Furi is all boss fight, no fluff, but one bunny-headed, advice-giving cornerman.
Emeric Thoa says he designed the game around the feeling of boxing: the tension of walking into your next fight, your cornerman giving you advice as you prepare to face off against your equal, or your better.
"It's a boss fight like a duel rather than a boss fight that you're used to," said Thao, CEO and creative director of developer The Game Bakers.
Furi's characters are all designed by Takashi Okazaki, the creator of Afro Samurai, and the bouts themselves feel like a mash-up of a bullet-hell shoot-'em-up and stripped down fighting game. All of it unfolds bathed in the intensity of electro music that helps breath more life into the pulsating neon action of the gameplay.
But first there's the set up.
The game opens with your character, arms locked into some massive machine, being tortured by a cowled man wearing four Japanese Noh masks, which rotate to reflect the mood of his taunts.
After the torture session, he leaves, and another man appears, this one wearing a giant bunnyhead and pink disco pants. He frees you and walks you toward your first bout, on the promise that you'll take him with you when you finally leave this place.
The first duel is with your tormentor. Combat takes place drifting between third-person perspective and a sort of isometric view, with the camera moving around a lot to make sure you can see what's going on and to zoom in at moments to show your flashy attacks.

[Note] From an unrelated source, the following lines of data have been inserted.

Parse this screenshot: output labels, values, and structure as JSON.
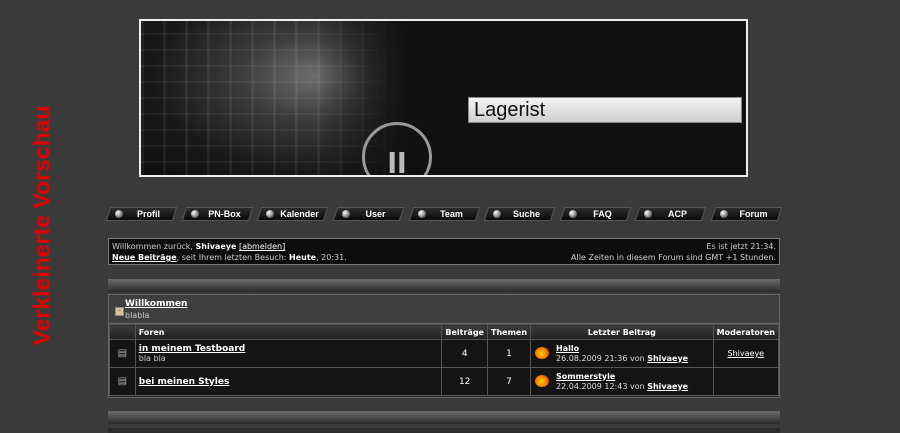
{
  "side_title": "Verkleinerte Vorschau",
  "banner": {
    "title": "Lagerist",
    "logo_glyph": "ꞁꞁ"
  },
  "nav": [
    {
      "label": "Profil"
    },
    {
      "label": "PN-Box"
    },
    {
      "label": "Kalender"
    },
    {
      "label": "User"
    },
    {
      "label": "Team"
    },
    {
      "label": "Suche"
    },
    {
      "label": "FAQ"
    },
    {
      "label": "ACP"
    },
    {
      "label": "Forum"
    }
  ],
  "info": {
    "welcome_prefix": "Willkommen zurück, ",
    "username": "Shivaeye",
    "logout": "[abmelden]",
    "new_posts": "Neue Beiträge",
    "since_text": ", seit Ihrem letzten Besuch: ",
    "last_visit_day": "Heute",
    "last_visit_time": ", 20:31.",
    "current_time": "Es ist jetzt 21:34.",
    "timezone": "Alle Zeiten in diesem Forum sind GMT +1 Stunden."
  },
  "category": {
    "title": "Willkommen",
    "description": "blabla",
    "toggle": "-"
  },
  "table": {
    "headers": [
      "Foren",
      "Beiträge",
      "Themen",
      "Letzter Beitrag",
      "Moderatoren"
    ],
    "rows": [
      {
        "name": "in meinem Testboard",
        "description": "bla bla",
        "posts": "4",
        "topics": "1",
        "last_title": "Hallo",
        "last_date": "26.08.2009 21:36 von ",
        "last_by": "Shivaeye",
        "moderator": "Shivaeye"
      },
      {
        "name": "bei meinen Styles",
        "description": "",
        "posts": "12",
        "topics": "7",
        "last_title": "Sommerstyle",
        "last_date": "22.04.2009 12:43 von ",
        "last_by": "Shivaeye",
        "moderator": ""
      }
    ]
  }
}
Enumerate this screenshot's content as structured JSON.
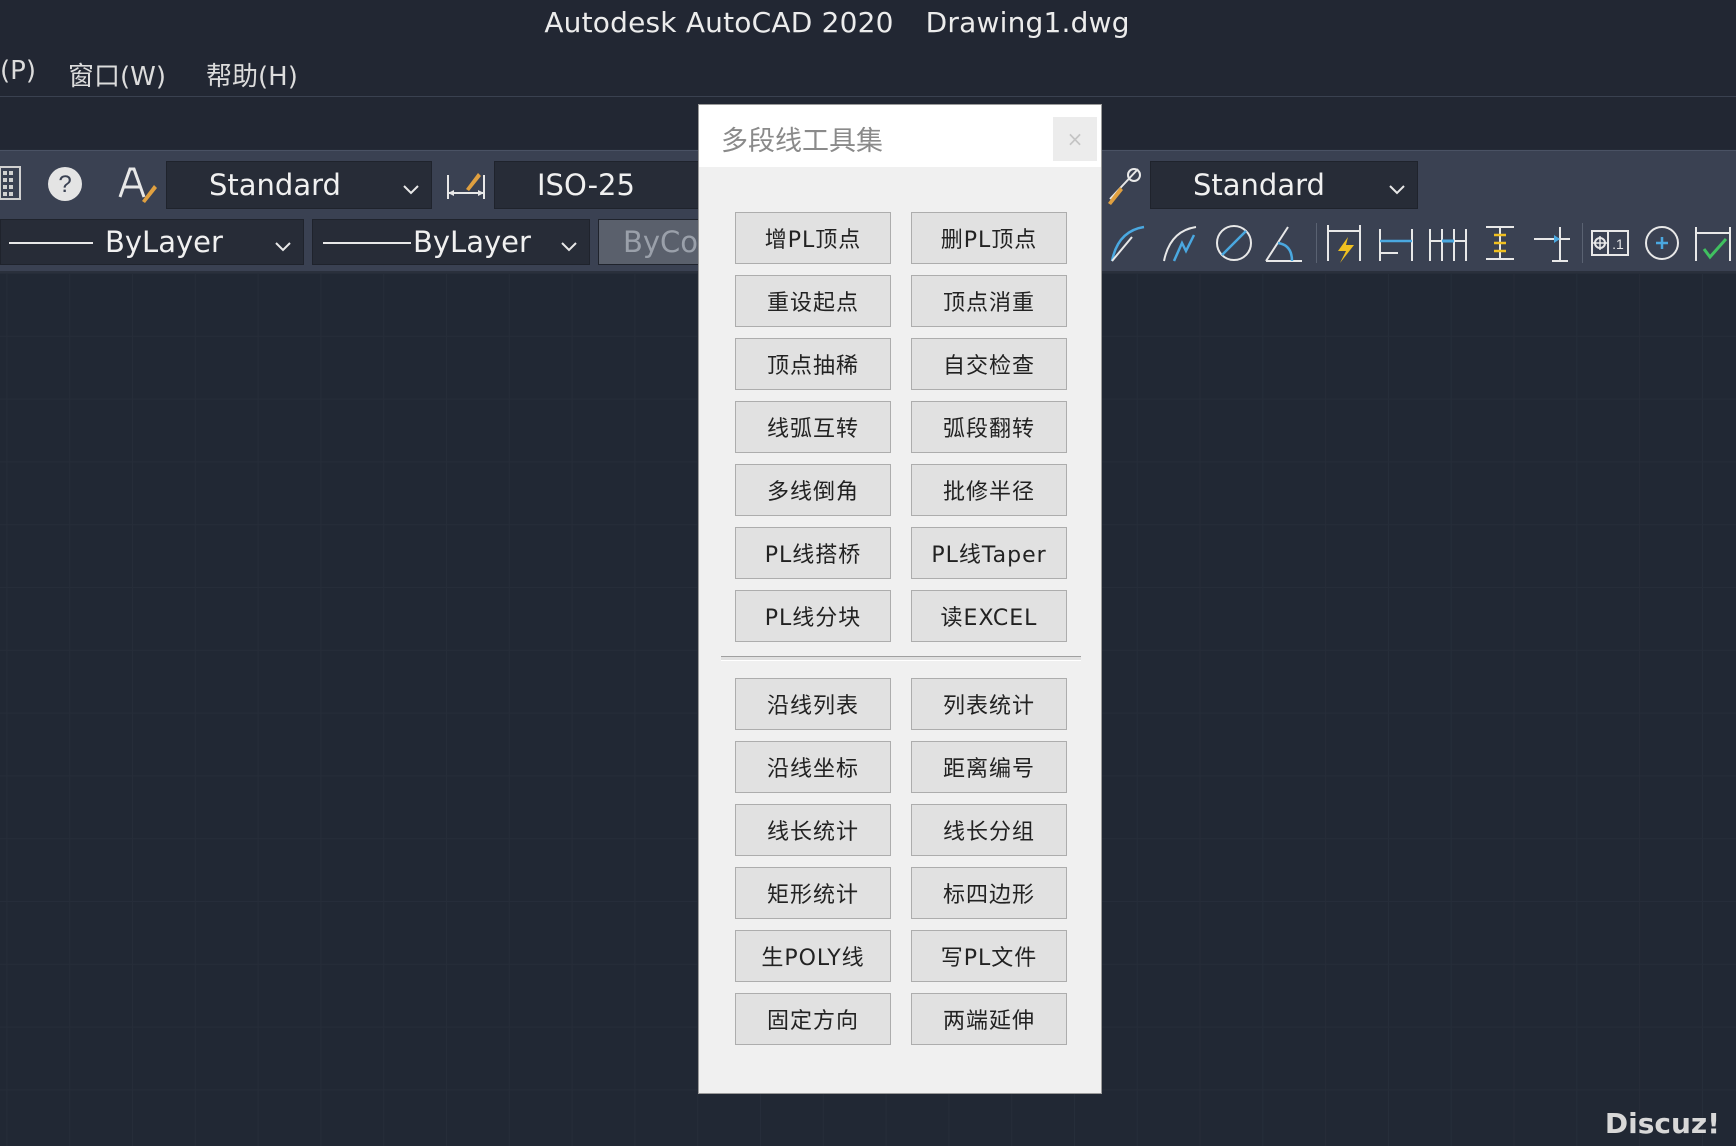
{
  "window": {
    "app_title": "Autodesk AutoCAD 2020",
    "document": "Drawing1.dwg"
  },
  "menu": {
    "items": [
      "(P)",
      "窗口(W)",
      "帮助(H)"
    ]
  },
  "toolbar": {
    "text_style": "Standard",
    "dim_style": "ISO-25",
    "table_style": "Standard",
    "linetype": "ByLayer",
    "lineweight": "ByLayer",
    "plotstyle": "ByColor",
    "help_glyph": "?",
    "icons": [
      "calculator-icon",
      "help-icon",
      "text-style-icon",
      "dim-style-icon",
      "table-style-icon",
      "dim-arc-length-icon",
      "dim-jogged-icon",
      "dim-diameter-icon",
      "dim-angular-icon",
      "dim-quick-icon",
      "dim-baseline-icon",
      "dim-continue-icon",
      "dim-space-icon",
      "dim-break-icon",
      "tolerance-icon",
      "center-mark-icon",
      "inspect-icon"
    ]
  },
  "dialog": {
    "title": "多段线工具集",
    "close_glyph": "×",
    "group1": [
      "增PL顶点",
      "删PL顶点",
      "重设起点",
      "顶点消重",
      "顶点抽稀",
      "自交检查",
      "线弧互转",
      "弧段翻转",
      "多线倒角",
      "批修半径",
      "PL线搭桥",
      "PL线Taper",
      "PL线分块",
      "读EXCEL"
    ],
    "group2": [
      "沿线列表",
      "列表统计",
      "沿线坐标",
      "距离编号",
      "线长统计",
      "线长分组",
      "矩形统计",
      "标四边形",
      "生POLY线",
      "写PL文件",
      "固定方向",
      "两端延伸"
    ]
  },
  "watermark": "Discuz!"
}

You can slash with your sword, shoot a gun by aiming with a thumbstick or holding a trigger to charge a blast, dodge and parry.
Your opponent's attacks vary between close-up hand-to-hand combat, which forces you to time your parries and then riposte with a series of slashes, and the gunplay, which essentially turns the game temporarily into a shoot-'em-up. During these moments, you're dodging screen-filling blasts, zipping around slashes that are unblockable and shooting away some of your attacker's bullets with your own. The enemy's green bullets can be shot and turned into health-recovering capsules.
The entire match plays out over a 15- to 20-minute duel, with both of you trying to whittle down the other's health bar and deplete their lives. Every time you take one of your opponents lives, you gain one back. This, combined with the ability to shoot some bullets down to help restore your health bar, makes it feel like no matter how close you are to losing, there's always a chance for you to make a comeback.
Gameplay is as tactical as it is intense, with the first duel's combat flowing around the music of Carpenter Brut, a popular synthwave musician whose work was also featured in Hotline Miami.
"Music is a big part of the game," Thoa said. "Each level has music made by a famous electro musician.
"It helps support this adrenaline rush that comes from a boss fight."
The game's variety and depth is meant to come from the different bosses in the games, each of which have different fighting styles.
Thoa says he sees the game as one that asks the player to master a basic set of tools.
"It's like we give you a guitar and you have six strings," he said. "You need to practice and learn to play."
Between each boss fight there is only the long walk to the next battle.
"We call it the path," Thoa said. "You walk and the music ramps up as you walk toward the arena and a character tells you about the boss who is waiting for you, the backstory and tips.
"The battles themselves are very intense, very hectic and between them, you need a breather."
Thoa says the walk is meant to capture the feeling a boxer has as he enters the ring.
The main game will take six to 10 hours to complete and then players can try their hand at a harder difficulty mode which redesigns all of the patterns of the boss battles. There's also a speedrun mode, Thoa said.
"We wanted to do one thing, but do it great," Thoa said. "We can't be a AAA game, but we can make a AAA boss fight and do a triple indie game."